Transition circulaire qui s'ouvre ou se ferme comme un diaphragme — classique du cinéma muet. Aujourd'hui rare, mais très intentionnel.
L'iris fonctionne comme un diaphragme mécanique dans le montage — un cercle qui se ferme de l'extérieur vers l'intérieur ou s'ouvre de l'intérieur vers l'extérieur, régulant ainsi la transition entre deux plans. C'était la norme dans le cinéma muet. Griffith utilisait systématiquement l'iris pour attirer l'attention ou conclure des scènes. Techniquement, à l'époque, il fallait un mécanisme de compas à masque devant la caméra ou le faire en montage optique — aujourd'hui, on le réalise numériquement, dans un NLE ou avec des plugins After Effects.
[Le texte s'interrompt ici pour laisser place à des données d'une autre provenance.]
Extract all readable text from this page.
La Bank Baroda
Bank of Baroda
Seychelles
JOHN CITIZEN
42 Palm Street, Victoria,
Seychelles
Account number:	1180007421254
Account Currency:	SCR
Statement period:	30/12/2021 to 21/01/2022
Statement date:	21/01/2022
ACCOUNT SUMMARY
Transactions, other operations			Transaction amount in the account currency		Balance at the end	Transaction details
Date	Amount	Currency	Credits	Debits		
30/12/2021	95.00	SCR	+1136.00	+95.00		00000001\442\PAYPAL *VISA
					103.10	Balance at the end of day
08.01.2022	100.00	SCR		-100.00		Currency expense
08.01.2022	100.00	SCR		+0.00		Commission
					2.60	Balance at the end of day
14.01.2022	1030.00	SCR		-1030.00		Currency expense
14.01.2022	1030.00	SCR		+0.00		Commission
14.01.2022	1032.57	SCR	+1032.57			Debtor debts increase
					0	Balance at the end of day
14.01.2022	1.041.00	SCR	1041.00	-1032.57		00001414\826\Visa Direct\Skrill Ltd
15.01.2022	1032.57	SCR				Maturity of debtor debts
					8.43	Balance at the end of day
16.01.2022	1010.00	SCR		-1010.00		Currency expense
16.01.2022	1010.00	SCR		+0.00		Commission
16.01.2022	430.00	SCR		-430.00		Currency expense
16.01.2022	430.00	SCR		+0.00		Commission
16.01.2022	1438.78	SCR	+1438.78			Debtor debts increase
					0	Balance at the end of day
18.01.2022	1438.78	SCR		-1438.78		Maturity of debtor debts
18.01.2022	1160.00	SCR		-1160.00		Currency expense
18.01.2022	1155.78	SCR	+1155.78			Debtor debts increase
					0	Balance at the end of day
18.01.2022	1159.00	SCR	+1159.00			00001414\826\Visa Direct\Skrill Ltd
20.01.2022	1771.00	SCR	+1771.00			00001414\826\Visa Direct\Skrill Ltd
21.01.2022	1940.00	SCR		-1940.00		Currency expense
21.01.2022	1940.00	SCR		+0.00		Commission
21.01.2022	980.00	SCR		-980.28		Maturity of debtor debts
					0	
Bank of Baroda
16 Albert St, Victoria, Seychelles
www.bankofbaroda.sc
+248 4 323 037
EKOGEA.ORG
Concrètement, cela fonctionne ainsi : le cercle noir s'agrandit autour d'un personnage et l'isole du reste de l'image, tandis que tout ce qui l'entoure s'assombrit — un effet de focalisation sans l'optique moderne de travelling optique. On l'utilise aujourd'hui consciemment pour donner une impression vintage ou pour la briser de manière ironique. Un iris sur une expression faciale surprise a un effet comique. Sur une scène dramatique, il a un effet historicisant, presque nostalgique. C'est là le piège : il faut savoir que le spectateur lit immédiatement la forme comme étant "vieillotte".
Dans le montage moderne, on rencontre l'iris plutôt dans des séquences de montage, des comédies ou des documentaires qui jouent délibérément avec des transitions classiques. Tarantino l'a utilisé occasionnellement — non pas comme un gag, mais comme un moyen de composition graphique qui accentue la composition de l'image. La différence avec d'autres fondus comme le fondu ou le coupé : l'iris intègre la forme elle-même dans l'action. Elle n'est pas invisible. Elle dit : "Je suis un ancien moyen de composition."
Techniquement, lors de son utilisation, il faut veiller à ce que la vitesse de l'iris soit correcte — trop rapide, cela paraît bon marché, trop lent, cela devient lourd. Et la position du cercle doit être juste : au centre, c'est ennuyeux, légèrement décalé ou centré sur un personnage donne de la structure au plan. Dans les flux de travail couleur avec des prises de vue high-key, l'iris noir paraît dur et graphique. Mais avec le bon mouvement et le bon timing, il peut aussi paraître élégant — surtout en noir et blanc ou dans des espaces colorimétriques chauds et sombres. Aujourd'hui, c'est un signe de conception, plus une transition standard. Ceux qui l'utilisent le font intentionnellement.